The gang abducts Dang for the location of the truck which Abel drove and then ditched, once he realized what he was smuggling; but the team intervenes. Elias meets with Dominic (Winston Duke), and it is shown that Dominic was the mastermind behind the guns as he wanted to shift the balance of power. Back in Hong Kong, Finch and Bridges find the thief's workplace and Finch subdues him. Bridges thanks him and both part ways, promising to meet again in New York. However, it's revealed that Finch paid the thief to steal it and plant a malware on Bridges' laptop. Bridges calls a potential investor, who is revealed to be a Samaritan operative. The operative meets with Greer (John Nolan), revealing that Samaritan is acquiring more shares on many companies in the world.

==Reception==
===Viewers===
In its original American broadcast, "Pretenders" was seen by an estimated 9.72 million household viewers and gained a 1.7/5 ratings share among adults aged 18–49, according to Nielsen Media Research. This means that 1.7 percent of all households with televisions watched the episode, while 5 percent of all households watching television at that time watched it. This was a 3% increase in viewership from the previous episode, which was watched by 9.40 million viewers with a 1.5/5 in the 18-49 demographics. With these ratings, Person of Interest was the third most watched show on CBS for the night, behind NCIS: New Orleans and NCIS, first on its timeslot and fifth for the night in the 18-49 demographics, behind NCIS: New Orleans, NCIS, The Voice, and the sixth game of the 2014 World Series.

With Live +7 DVR factored in, the episode was watched by 13.35 million viewers with a 2.5 in the 18-49 demographics.

===Critical reviews===
"Pretenders" received positive reviews from critics. Matt Fowler of IGN gave the episode a "great" 8.6 out of 10 rating and wrote in his verdict, "'Pretenders' was solid POI. And while Walter may have seemed like a hapless hindrance at times, he was still there to help remind Reese that his 'Main in the Suit' vigilante work had not only made a difference, but had also inspired others into action. And there were reciprocal benefits too since Walter got to learn that his hero hadn't vanished after all and that he could chuck his fake badge in the trash. Also, other great moments, like Shaw trying to get Bear to eat, Scarface showing up with that giant limo-piercing gun, and Finch taking out the mugger with an umbrella shot to the face, helped give this episode a boost."
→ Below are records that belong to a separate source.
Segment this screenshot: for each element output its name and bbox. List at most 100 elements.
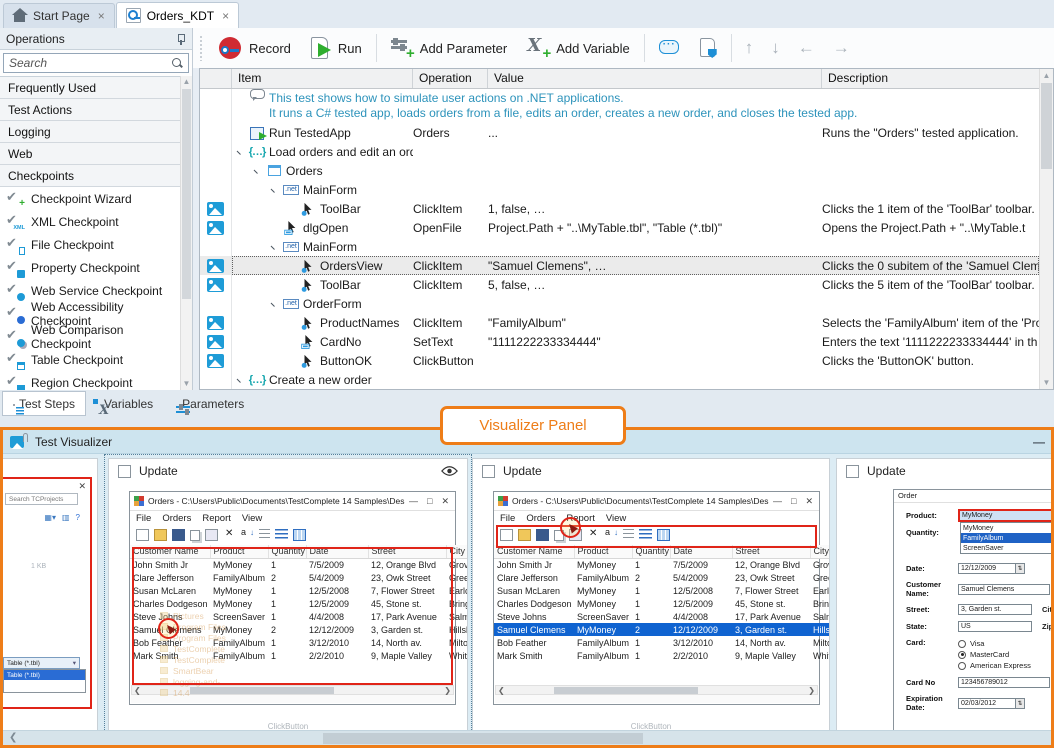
sidebar-item-xml-checkpoint[interactable]: ✔XML XML Checkpoint [0, 210, 180, 233]
visualizer-image-icon[interactable] [207, 316, 224, 330]
update-checkbox[interactable] [482, 465, 495, 478]
step-row[interactable]: Run TestedApp Orders ... Runs the "Order… [200, 123, 1039, 142]
visualizer-scrollbar[interactable]: ❮ [3, 730, 1051, 745]
sidebar-item-property-checkpoint[interactable]: ✔ Property Checkpoint [0, 256, 180, 279]
orders-toolbar-icon [657, 529, 670, 541]
tab-test-steps[interactable]: Test Steps [2, 391, 86, 416]
move-up-button[interactable]: ↑ [740, 38, 759, 58]
add-variable-button[interactable]: X+ Add Variable [521, 34, 635, 62]
minimize-icon: — [773, 496, 782, 507]
toolbar-grip[interactable] [199, 35, 204, 61]
scrollbar-thumb[interactable] [182, 89, 191, 299]
visualizer-image-icon[interactable] [207, 278, 224, 292]
column-item[interactable]: Item [232, 69, 413, 88]
column-description[interactable]: Description [822, 69, 1053, 88]
add-comment-button[interactable] [653, 35, 685, 61]
sidebar-item-web-comparison-checkpoint[interactable]: ✔ Web Comparison Checkpoint [0, 325, 180, 348]
move-left-button[interactable]: ← [793, 38, 820, 58]
orders-titlebar: Orders - C:\Users\Public\Documents\TestC… [130, 492, 455, 511]
step-row[interactable]: dlgOpen OpenFile Project.Path + "..\MyTa… [200, 218, 1039, 237]
order-row: Clare JeffersonFamilyAlbum25/4/200923, O… [130, 571, 467, 584]
step-row[interactable]: ButtonOK ClickButton Clicks the 'ButtonO… [200, 351, 1039, 370]
add-label-button[interactable] [693, 34, 723, 62]
scrollbar-thumb[interactable] [1041, 83, 1052, 169]
move-right-button[interactable]: → [828, 38, 855, 58]
sidebar-item-checkpoint-wizard[interactable]: ✔+ Checkpoint Wizard [0, 187, 180, 210]
sidebar-item-label: XML Checkpoint [31, 215, 119, 229]
column-value[interactable]: Value [488, 69, 822, 88]
category-logging[interactable]: Logging [0, 121, 180, 143]
move-down-button[interactable]: ↓ [766, 38, 785, 58]
category-frequently-used[interactable]: Frequently Used [0, 77, 180, 99]
search-input[interactable]: Search [3, 53, 189, 73]
orders-app-window: Orders - C:\Users\Public\Documents\TestC… [493, 491, 820, 705]
category-checkpoints[interactable]: Checkpoints [0, 165, 180, 187]
tab-start-page[interactable]: Start Page × [3, 3, 115, 28]
step-row[interactable]: {…}Create a new order [200, 370, 1039, 389]
visualizer-image-icon[interactable] [207, 354, 224, 368]
step-row[interactable]: {…}Load orders and edit an order [200, 142, 1039, 161]
operations-panel: Operations Search Frequently UsedTest Ac… [0, 28, 193, 390]
category-test-actions[interactable]: Test Actions [0, 99, 180, 121]
expand-caret-icon[interactable] [270, 185, 280, 195]
sidebar-item-region-checkpoint[interactable]: ✔ Region Checkpoint [0, 371, 180, 390]
expand-caret-icon[interactable] [270, 299, 280, 309]
thumbnail-open-dialog[interactable]: ✕ Search TCProjects ▦▾▥? 1 KB Table (*.t… [3, 458, 98, 730]
window-icon [265, 165, 283, 176]
scrollbar-thumb[interactable] [323, 733, 643, 744]
step-row[interactable]: ToolBar ClickItem 1, false, … Clicks the… [200, 199, 1039, 218]
close-icon[interactable]: × [98, 9, 105, 23]
run-button[interactable]: Run [305, 33, 368, 63]
orders-window-title: Orders - C:\Users\Public\Documents\TestC… [512, 496, 769, 506]
visualizer-image-icon[interactable] [207, 259, 224, 273]
update-checkbox[interactable] [118, 465, 131, 478]
expand-caret-icon[interactable] [270, 242, 280, 252]
thumbnail-update-grid[interactable]: Update Orders - C:\Users\Public\Document… [108, 458, 468, 730]
eye-icon[interactable] [441, 465, 458, 477]
comment-row[interactable]: This test shows how to simulate user act… [200, 89, 1039, 123]
visualizer-image-icon[interactable] [207, 335, 224, 349]
sidebar-item-label: Property Checkpoint [31, 261, 140, 275]
menu-file: File [136, 513, 151, 524]
window-controls: —□✕ [773, 496, 815, 507]
orders-toolbar [494, 525, 819, 545]
expand-caret-icon[interactable] [236, 375, 246, 385]
add-parameter-button[interactable]: + Add Parameter [385, 34, 513, 62]
thumbnail-update-toolbar[interactable]: Update Orders - C:\Users\Public\Document… [472, 458, 830, 730]
tab-parameters[interactable]: Parameters [165, 391, 255, 416]
orders-menubar: FileOrdersReportView [130, 511, 455, 525]
category-web[interactable]: Web [0, 143, 180, 165]
state-field: US [958, 621, 1032, 632]
step-row[interactable]: OrdersView ClickItem "Samuel Clemens", …… [200, 256, 1039, 275]
pin-icon[interactable] [176, 33, 186, 45]
thumbnail-update-orderform[interactable]: Update Order Product: MyMoney MyMoneyFam… [836, 458, 1051, 730]
order-row: Susan McLarenMyMoney112/5/20087, Flower … [494, 584, 829, 597]
tab-orders-kdt[interactable]: Orders_KDT × [116, 2, 239, 28]
steps-scrollbar[interactable]: ▲▼ [1039, 69, 1053, 389]
step-row[interactable]: .netMainForm [200, 180, 1039, 199]
step-row[interactable]: ProductNames ClickItem "FamilyAlbum" Sel… [200, 313, 1039, 332]
step-row[interactable]: CardNo SetText "1111222233334444" Enters… [200, 332, 1039, 351]
orders-window-title: Orders - C:\Users\Public\Documents\TestC… [148, 496, 405, 506]
step-row[interactable]: ToolBar ClickItem 5, false, … Clicks the… [200, 275, 1039, 294]
expand-caret-icon[interactable] [236, 147, 246, 157]
search-icon[interactable] [172, 58, 183, 69]
minimize-icon[interactable]: — [1033, 435, 1044, 449]
tab-variables[interactable]: Variables [87, 391, 164, 416]
step-row[interactable]: Orders [200, 161, 1039, 180]
grid-column: City [810, 545, 829, 558]
update-checkbox[interactable] [846, 465, 859, 478]
step-description: Runs the "Orders" tested application. [822, 126, 1039, 140]
step-row[interactable]: .netOrderForm [200, 294, 1039, 313]
expand-caret-icon[interactable] [253, 166, 263, 176]
orders-toolbar-icon [205, 529, 218, 541]
visualizer-image-icon[interactable] [207, 221, 224, 235]
column-operation[interactable]: Operation [413, 69, 488, 88]
visualizer-image-icon[interactable] [207, 202, 224, 216]
sidebar-item-file-checkpoint[interactable]: ✔ File Checkpoint [0, 233, 180, 256]
close-icon[interactable]: × [222, 9, 229, 23]
sidebar-scrollbar[interactable]: ▲▼ [180, 76, 192, 390]
step-row[interactable]: .netMainForm [200, 237, 1039, 256]
record-button[interactable]: Record [212, 33, 297, 63]
sidebar-item-table-checkpoint[interactable]: ✔ Table Checkpoint [0, 348, 180, 371]
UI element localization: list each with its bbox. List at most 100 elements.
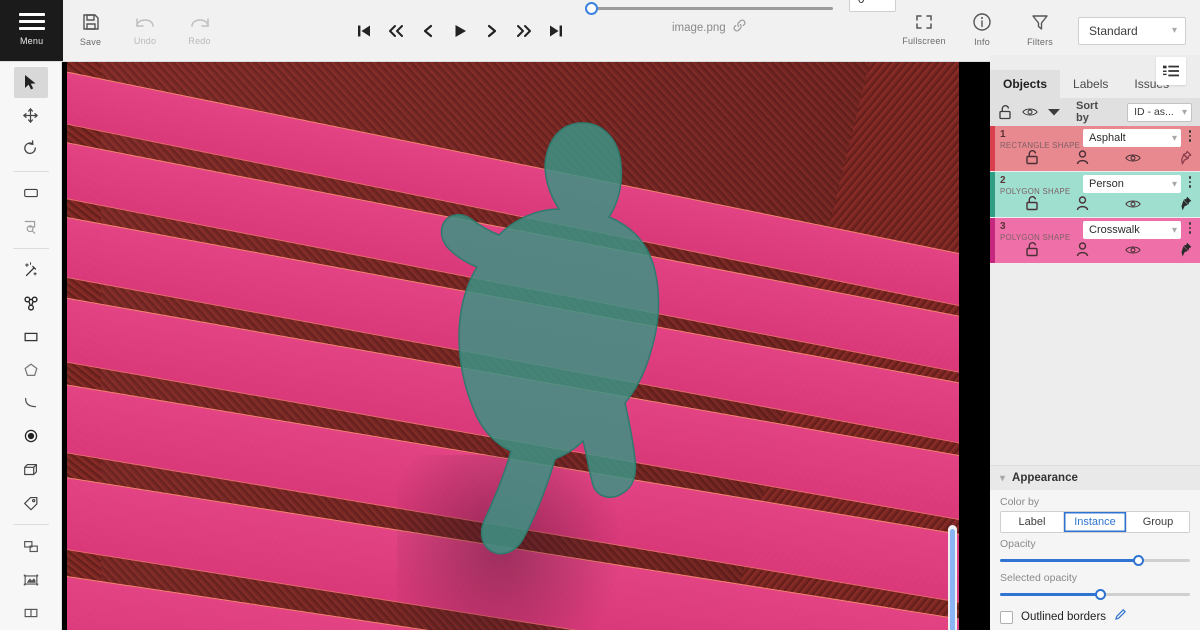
point-tool[interactable]: [14, 421, 48, 452]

Alexa Planje of The A.V. Club gave the episode a "B−" grade and wrote, "The episode moves several plots forward, but it would take a much more efficient script to deliver a case of the week and this much setup elegantly."

Sean McKenna of TV Fanatic gave the episode a 4.3 star rating out of 5 and wrote "While the case of the week did take a more front seat, Person of Interest never fails to kick it up a notch and incorporate the larger story as well. And it continues to be obvious that this series is not going to let up in providing that entertaining hour of television. This was definitely another fun episode for sure."